- Leader: Ken Lechleitner
- Founded: 2010
- Registered: 6 January 2011
- Dissolved: 15 August 2015
- Preceded by: Ecological, Social Justice, Aboriginal Party
- Headquarters: Alice Springs, Northern Territory, Australia
- Ideology: Indigenous rights and constitutional reform

Website
- http://firstnationsaustralia.weebly.com

= Australia's First Nations Political Party =

Australia's First Nations Political Party (AFNPP), also known as The First Nations Political Party, was an Australian political party founded in 2010 and federally registered with the Australian Electoral Commission from 6 January 2011 until 15 August 2015 when it failed to demonstrate evidence of the required 500 party members. The party was also formerly registered at a territory level.

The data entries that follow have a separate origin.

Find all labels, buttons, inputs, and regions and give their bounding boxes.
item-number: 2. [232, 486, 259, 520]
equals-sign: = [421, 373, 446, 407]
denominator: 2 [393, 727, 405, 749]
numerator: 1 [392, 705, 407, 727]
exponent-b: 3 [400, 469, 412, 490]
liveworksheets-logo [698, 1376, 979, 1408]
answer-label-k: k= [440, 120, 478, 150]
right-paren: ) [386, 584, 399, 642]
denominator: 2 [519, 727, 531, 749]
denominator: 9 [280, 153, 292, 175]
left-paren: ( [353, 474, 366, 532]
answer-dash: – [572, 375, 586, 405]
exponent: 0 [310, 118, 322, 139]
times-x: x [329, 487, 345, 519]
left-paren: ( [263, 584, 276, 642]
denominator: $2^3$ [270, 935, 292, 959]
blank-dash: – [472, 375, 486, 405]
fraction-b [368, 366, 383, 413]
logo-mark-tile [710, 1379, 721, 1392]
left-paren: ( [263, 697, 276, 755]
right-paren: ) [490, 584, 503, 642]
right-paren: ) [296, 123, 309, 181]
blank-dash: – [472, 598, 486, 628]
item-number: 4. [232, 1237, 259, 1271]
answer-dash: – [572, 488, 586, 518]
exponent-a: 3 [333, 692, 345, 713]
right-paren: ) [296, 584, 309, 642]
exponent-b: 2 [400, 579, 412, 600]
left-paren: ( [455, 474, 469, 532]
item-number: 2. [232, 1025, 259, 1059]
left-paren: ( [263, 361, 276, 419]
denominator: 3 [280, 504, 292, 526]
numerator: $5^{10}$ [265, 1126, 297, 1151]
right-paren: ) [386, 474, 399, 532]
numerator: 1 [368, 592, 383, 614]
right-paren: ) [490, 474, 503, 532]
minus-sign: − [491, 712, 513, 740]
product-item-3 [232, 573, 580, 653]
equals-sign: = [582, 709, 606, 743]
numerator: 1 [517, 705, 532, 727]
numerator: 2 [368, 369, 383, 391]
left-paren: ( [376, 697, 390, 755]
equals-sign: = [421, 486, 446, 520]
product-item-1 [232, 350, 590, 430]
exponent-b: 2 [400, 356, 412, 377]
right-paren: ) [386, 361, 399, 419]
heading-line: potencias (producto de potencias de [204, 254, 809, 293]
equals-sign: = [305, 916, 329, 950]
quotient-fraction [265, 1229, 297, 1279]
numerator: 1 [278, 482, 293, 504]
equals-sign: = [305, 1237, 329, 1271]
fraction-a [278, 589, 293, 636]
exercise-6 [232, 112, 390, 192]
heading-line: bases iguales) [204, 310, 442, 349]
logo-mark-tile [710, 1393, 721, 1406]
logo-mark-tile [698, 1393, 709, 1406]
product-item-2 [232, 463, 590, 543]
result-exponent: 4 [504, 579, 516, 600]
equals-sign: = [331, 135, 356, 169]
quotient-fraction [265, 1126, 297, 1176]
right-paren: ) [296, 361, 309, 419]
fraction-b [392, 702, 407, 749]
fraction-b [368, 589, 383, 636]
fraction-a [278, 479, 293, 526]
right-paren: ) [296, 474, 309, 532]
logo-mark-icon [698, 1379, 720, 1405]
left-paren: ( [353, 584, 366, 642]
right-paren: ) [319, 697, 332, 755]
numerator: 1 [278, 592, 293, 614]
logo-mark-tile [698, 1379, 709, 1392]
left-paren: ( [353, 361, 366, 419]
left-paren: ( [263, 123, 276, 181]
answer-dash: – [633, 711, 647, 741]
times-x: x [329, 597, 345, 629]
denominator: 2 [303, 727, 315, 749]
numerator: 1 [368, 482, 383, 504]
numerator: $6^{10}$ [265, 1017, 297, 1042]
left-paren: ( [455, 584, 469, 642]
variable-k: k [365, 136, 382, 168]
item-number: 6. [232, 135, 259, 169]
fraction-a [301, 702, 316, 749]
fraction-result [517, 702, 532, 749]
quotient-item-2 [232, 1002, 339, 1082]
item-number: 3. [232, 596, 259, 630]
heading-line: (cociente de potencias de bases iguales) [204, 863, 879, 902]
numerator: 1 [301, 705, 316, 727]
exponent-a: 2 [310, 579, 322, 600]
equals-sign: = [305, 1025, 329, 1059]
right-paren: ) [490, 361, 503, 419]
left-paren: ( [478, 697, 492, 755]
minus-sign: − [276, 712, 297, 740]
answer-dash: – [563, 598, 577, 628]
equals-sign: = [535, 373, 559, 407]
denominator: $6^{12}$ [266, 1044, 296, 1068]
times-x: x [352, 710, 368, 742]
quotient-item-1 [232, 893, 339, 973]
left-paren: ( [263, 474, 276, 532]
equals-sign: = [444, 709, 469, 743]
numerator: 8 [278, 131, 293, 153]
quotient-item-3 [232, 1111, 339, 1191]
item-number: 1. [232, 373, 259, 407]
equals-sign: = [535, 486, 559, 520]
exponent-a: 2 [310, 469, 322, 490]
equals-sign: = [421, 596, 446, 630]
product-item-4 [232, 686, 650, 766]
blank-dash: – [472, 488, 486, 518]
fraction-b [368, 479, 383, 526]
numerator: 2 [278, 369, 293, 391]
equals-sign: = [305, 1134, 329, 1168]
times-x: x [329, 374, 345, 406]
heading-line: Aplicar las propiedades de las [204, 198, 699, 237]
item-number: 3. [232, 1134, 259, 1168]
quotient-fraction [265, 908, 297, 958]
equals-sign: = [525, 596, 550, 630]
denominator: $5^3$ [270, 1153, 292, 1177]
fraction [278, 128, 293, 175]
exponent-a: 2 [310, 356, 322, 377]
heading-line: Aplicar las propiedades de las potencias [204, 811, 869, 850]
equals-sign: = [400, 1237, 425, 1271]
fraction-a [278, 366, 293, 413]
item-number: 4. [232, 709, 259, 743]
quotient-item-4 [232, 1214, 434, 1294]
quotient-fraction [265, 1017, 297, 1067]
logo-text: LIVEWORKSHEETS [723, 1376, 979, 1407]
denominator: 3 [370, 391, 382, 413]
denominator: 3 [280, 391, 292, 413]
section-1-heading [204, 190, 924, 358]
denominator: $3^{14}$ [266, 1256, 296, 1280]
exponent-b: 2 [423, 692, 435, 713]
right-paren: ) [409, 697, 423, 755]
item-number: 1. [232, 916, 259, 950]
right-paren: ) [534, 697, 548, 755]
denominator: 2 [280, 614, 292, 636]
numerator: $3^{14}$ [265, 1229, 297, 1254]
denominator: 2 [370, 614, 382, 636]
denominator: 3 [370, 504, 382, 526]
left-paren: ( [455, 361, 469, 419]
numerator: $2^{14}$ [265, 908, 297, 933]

The party was founded by former independent candidate Maurie Japarta Ryan, grandson of Aboriginal Australian activist Vincent Lingiari. The policies of the party focused on issues such as Northern Territory statehood and Aboriginal sovereignty.

In 2010, the party supported a number of independent candidates as they were not registered in time for the federal election. The unregistered Ecological, Social Justice, Aboriginal Party also backed several independents, and the parties amalgamated in July 2010 in order to be registered.

The party ran candidates, including Warren H Williams, in 8 of the 25 unicameral Northern Territory Parliament seats at the 2012 territory election, winning 2.2 percent of the territory-wide vote. They performed best in the seat of Stuart, with 16.4 percent of the vote.

The party ran two Northern Territory Senate candidates including Rosalie Kunoth-Monks at the 2013 federal election winning 1.4 percent of the Northern Territory Senate vote.

The party changed their name in November 2013 from "Australian First Nations Political Party" to "Australia's First Nations Political Party".